Я провожаю взглядом ходоков. Они идут в сторону озерца, виднеющегося недалеко от забора. От нас до него метров сто пятьдесят. Помню, что о нём рассказывал Хлыщ. Про страшное место. Вглядываюсь. Действительно, вода кажется чёрной, точно в земле образовалась дыра, заполненная нефтью. Твари идут прямо к озеру. Перед самой кромкой на мгновение вожак застывает, что-то гортанно кричит и входит в воду. Остальные следуют за ним, пока не скрываются с головой. Твари не показываются с минуту, затем выныривают, громко отфыркиваясь и откашливаясь.
«Чтоб вы подохли там! – мысленно кричу я. – Эх, сейчас бы РПГ или АГС и шмалять, шмалять, пока их не разнесёт на куски. Мечты».
Продолжаю наблюдать. Твари сидят в воде по шею и не думают оттуда вылезать. Не могу понять, для чего они это делают, тем более в такую погоду. Ещё не зима конечно, но я бы в такой воде не просидел бы и минуты. Замёрз на хрен бы! Но судя по ходокам, им даже это нравится. Прокручиваю в голове разные идеи.
«Решили помыться? Бред! Принимают грязевые ванны? Может, так легче переносить боль? Возможно, только, судя по их состоянию, боль – это последнее, что их волнует. – Продолжаю анализировать, ведь от знания повадок тварей зависит моя жизнь. – Ну, Сухов, думай, думай! – приказываю я себе. – Что они забыли в этой луже?! – меня колотит озноб. – Только простудиться осталось для полного счастья, а там здравствуй больное горло, температура, слабость и… Стоп! Температура! – я до рези в глазах вглядываюсь в озеро. – Правильно, – я вспомнил, как когда-то в детстве, когда я слёг с температурой под сорок градусов, которую родители не могли сбить и она всё время росла, меня обернули влажной простынёй, включили вентилятор и периодически поливали холодной водой. Ощущения так себе, но в тот момент это показалось мне блаженством, тем более, когда висит угроза свёртывания крови. – Твари делают то же самое! – Я вспоминаю, как Винт, когда мы убили поехавшего Курца, сказал: «Да он просто огнём горит!». – Значит, так они понижают температуру, охлаждают себя. Интересно. Не все же они разом туда лезут, иначе можно улизнуть, пока они очухаются. Значит, где-то есть ещё твари. Типа дозорные. Только, где они заныкались?»

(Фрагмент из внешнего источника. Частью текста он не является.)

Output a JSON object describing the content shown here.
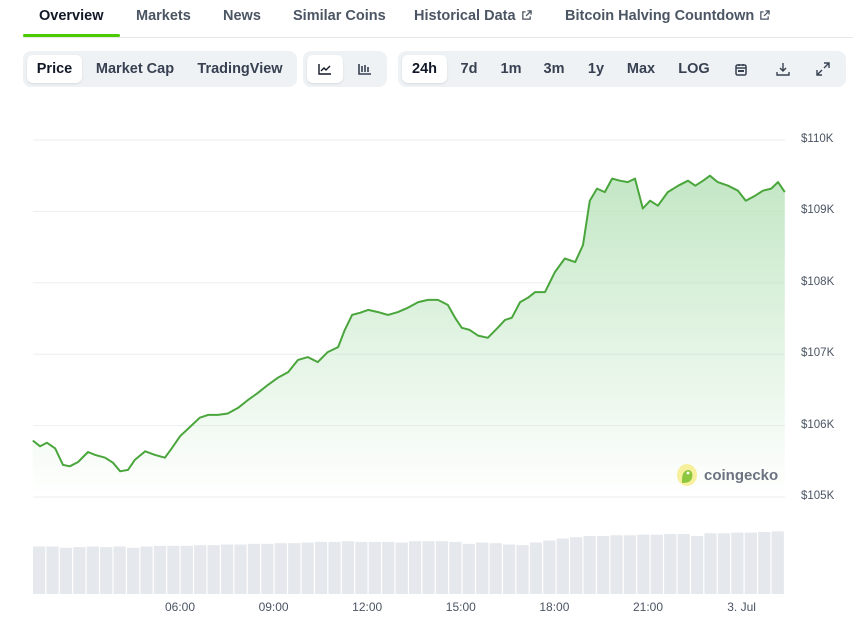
{
  "tabs": [
    {
      "label": "Overview",
      "active": true
    },
    {
      "label": "Markets"
    },
    {
      "label": "News"
    },
    {
      "label": "Similar Coins"
    },
    {
      "label": "Historical Data",
      "external": true
    },
    {
      "label": "Bitcoin Halving Countdown",
      "external": true
    }
  ],
  "toolbar": {
    "chart_type": [
      "Price",
      "Market Cap",
      "TradingView"
    ],
    "chart_type_selected": "Price",
    "view_icons": [
      "line-chart-icon",
      "candlestick-chart-icon"
    ],
    "view_selected": "line-chart-icon",
    "ranges": [
      "24h",
      "7d",
      "1m",
      "3m",
      "1y",
      "Max",
      "LOG"
    ],
    "range_selected": "24h",
    "action_icons": [
      "calendar-icon",
      "download-icon",
      "fullscreen-icon"
    ]
  },
  "watermark": "coingecko",
  "colors": {
    "accent": "#4bcc00",
    "line": "#4aa63c",
    "fill": "#b9e3bb",
    "volume": "#e5e8ec"
  },
  "chart_data": {
    "type": "area",
    "ylim": [
      105000,
      110000
    ],
    "yticks": [
      "$110K",
      "$109K",
      "$108K",
      "$107K",
      "$106K",
      "$105K"
    ],
    "ytick_values": [
      110000,
      109000,
      108000,
      107000,
      106000,
      105000
    ],
    "xticks": [
      "06:00",
      "09:00",
      "12:00",
      "15:00",
      "18:00",
      "21:00",
      "3. Jul"
    ],
    "xtick_times": [
      "2 Jul 06:00",
      "2 Jul 09:00",
      "2 Jul 12:00",
      "2 Jul 15:00",
      "2 Jul 18:00",
      "2 Jul 21:00",
      "3 Jul 00:00"
    ],
    "grid": true,
    "price": [
      [
        "2 Jul 01:17",
        105790
      ],
      [
        "2 Jul 01:31",
        105710
      ],
      [
        "2 Jul 01:44",
        105760
      ],
      [
        "2 Jul 02:00",
        105680
      ],
      [
        "2 Jul 02:15",
        105450
      ],
      [
        "2 Jul 02:28",
        105430
      ],
      [
        "2 Jul 02:44",
        105490
      ],
      [
        "2 Jul 03:03",
        105630
      ],
      [
        "2 Jul 03:17",
        105590
      ],
      [
        "2 Jul 03:36",
        105550
      ],
      [
        "2 Jul 03:51",
        105480
      ],
      [
        "2 Jul 04:05",
        105360
      ],
      [
        "2 Jul 04:20",
        105380
      ],
      [
        "2 Jul 04:33",
        105520
      ],
      [
        "2 Jul 04:53",
        105640
      ],
      [
        "2 Jul 05:12",
        105590
      ],
      [
        "2 Jul 05:31",
        105550
      ],
      [
        "2 Jul 05:45",
        105690
      ],
      [
        "2 Jul 06:00",
        105850
      ],
      [
        "2 Jul 06:19",
        105980
      ],
      [
        "2 Jul 06:38",
        106110
      ],
      [
        "2 Jul 06:54",
        106150
      ],
      [
        "2 Jul 07:13",
        106150
      ],
      [
        "2 Jul 07:32",
        106170
      ],
      [
        "2 Jul 07:52",
        106250
      ],
      [
        "2 Jul 08:11",
        106360
      ],
      [
        "2 Jul 08:30",
        106460
      ],
      [
        "2 Jul 08:49",
        106570
      ],
      [
        "2 Jul 09:08",
        106670
      ],
      [
        "2 Jul 09:28",
        106750
      ],
      [
        "2 Jul 09:47",
        106920
      ],
      [
        "2 Jul 10:06",
        106960
      ],
      [
        "2 Jul 10:25",
        106890
      ],
      [
        "2 Jul 10:44",
        107030
      ],
      [
        "2 Jul 11:04",
        107100
      ],
      [
        "2 Jul 11:17",
        107340
      ],
      [
        "2 Jul 11:31",
        107550
      ],
      [
        "2 Jul 11:46",
        107580
      ],
      [
        "2 Jul 12:02",
        107620
      ],
      [
        "2 Jul 12:21",
        107590
      ],
      [
        "2 Jul 12:40",
        107550
      ],
      [
        "2 Jul 12:59",
        107590
      ],
      [
        "2 Jul 13:18",
        107650
      ],
      [
        "2 Jul 13:38",
        107730
      ],
      [
        "2 Jul 13:57",
        107760
      ],
      [
        "2 Jul 14:16",
        107760
      ],
      [
        "2 Jul 14:35",
        107690
      ],
      [
        "2 Jul 14:49",
        107510
      ],
      [
        "2 Jul 15:02",
        107370
      ],
      [
        "2 Jul 15:17",
        107340
      ],
      [
        "2 Jul 15:33",
        107260
      ],
      [
        "2 Jul 15:52",
        107230
      ],
      [
        "2 Jul 16:11",
        107370
      ],
      [
        "2 Jul 16:25",
        107480
      ],
      [
        "2 Jul 16:38",
        107510
      ],
      [
        "2 Jul 16:54",
        107730
      ],
      [
        "2 Jul 17:09",
        107790
      ],
      [
        "2 Jul 17:23",
        107870
      ],
      [
        "2 Jul 17:42",
        107870
      ],
      [
        "2 Jul 18:01",
        108150
      ],
      [
        "2 Jul 18:20",
        108340
      ],
      [
        "2 Jul 18:40",
        108290
      ],
      [
        "2 Jul 18:55",
        108530
      ],
      [
        "2 Jul 19:08",
        109150
      ],
      [
        "2 Jul 19:22",
        109320
      ],
      [
        "2 Jul 19:37",
        109270
      ],
      [
        "2 Jul 19:51",
        109460
      ],
      [
        "2 Jul 20:06",
        109430
      ],
      [
        "2 Jul 20:21",
        109410
      ],
      [
        "2 Jul 20:35",
        109460
      ],
      [
        "2 Jul 20:50",
        109040
      ],
      [
        "2 Jul 21:04",
        109150
      ],
      [
        "2 Jul 21:19",
        109080
      ],
      [
        "2 Jul 21:38",
        109270
      ],
      [
        "2 Jul 21:58",
        109360
      ],
      [
        "2 Jul 22:17",
        109430
      ],
      [
        "2 Jul 22:31",
        109360
      ],
      [
        "2 Jul 22:46",
        109430
      ],
      [
        "2 Jul 22:59",
        109500
      ],
      [
        "2 Jul 23:14",
        109410
      ],
      [
        "2 Jul 23:34",
        109360
      ],
      [
        "2 Jul 23:53",
        109290
      ],
      [
        "3 Jul 00:08",
        109150
      ],
      [
        "3 Jul 00:26",
        109220
      ],
      [
        "3 Jul 00:41",
        109290
      ],
      [
        "3 Jul 00:57",
        109320
      ],
      [
        "3 Jul 01:10",
        109410
      ],
      [
        "3 Jul 01:23",
        109270
      ]
    ],
    "volume_relative": [
      0.72,
      0.72,
      0.7,
      0.71,
      0.72,
      0.71,
      0.72,
      0.7,
      0.72,
      0.73,
      0.73,
      0.73,
      0.74,
      0.74,
      0.75,
      0.75,
      0.76,
      0.76,
      0.77,
      0.77,
      0.78,
      0.79,
      0.79,
      0.8,
      0.79,
      0.79,
      0.79,
      0.78,
      0.8,
      0.8,
      0.8,
      0.79,
      0.76,
      0.78,
      0.77,
      0.75,
      0.74,
      0.78,
      0.81,
      0.84,
      0.86,
      0.88,
      0.88,
      0.89,
      0.89,
      0.9,
      0.9,
      0.91,
      0.91,
      0.88,
      0.92,
      0.92,
      0.93,
      0.93,
      0.94,
      0.95
    ]
  }
}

Я отползаю от окна и снова обращаюсь к выродку:
– Кроме тех, есть ещё твари?
Урод смотрит на меня как на идиота. Кивает.
– Где они?
Выродок часто моргает, затем поднимает руку и ведёт пальцами по дуге.
– Где-то там сидят? – я поворачиваю голову в сторону окна.
Урод снова кивает.
«Ну, хорошо, хоть что-то. Теперь надо понять, сколько их вообще и как выродок умудряется вылезать из части».
Внезапно мне в голову приходит мысль, что я всё время называю моего спасителя выродком. Нехорошо. Надо что-то придумать.
– А как тебя зовут? – спрашиваю я и тут же жалею об этом вопросе. Сомневаюсь, что он сможет ответить.
Вижу, что выродок улыбается, если так можно назвать его оскал. Силится что-то сказать, но изо рта вырывается лишь подобие мычания. Решено! Я хлопаю урода по плечу.
– Буду Михой тебя звать, идёт?
Выродок лыбится, часто кивает. Хотя он кажется мне безобидным, ухо надо держать востро. Я догадываюсь что он жрёт, сидя в этой долбаной части, на траве и подножном корму долго не протянешь. Организм требует белка, а где его взять? Мыши, крысы, собаки конечно тоже еда, но грызунами сыт не будешь, а здешние псы тебя самого могут схарчить. Значит, придется доедать то, что остаётся от ходоков, а в том, что они каннибалы, сомневаться не приходится.
Я вновь подползаю к окну и продолжаю наблюдать. Твари всё так же сидят в озере, только теперь находятся ближе к берегу. Вижу, что вожак выползает на отмель и зачерпывает пригоршней глину. Обмазывает себя. Его примеру следуют остальные. Вскоре все ходоки становятся похожи на покрытых грязно-бурой жижей шоколадных человечков.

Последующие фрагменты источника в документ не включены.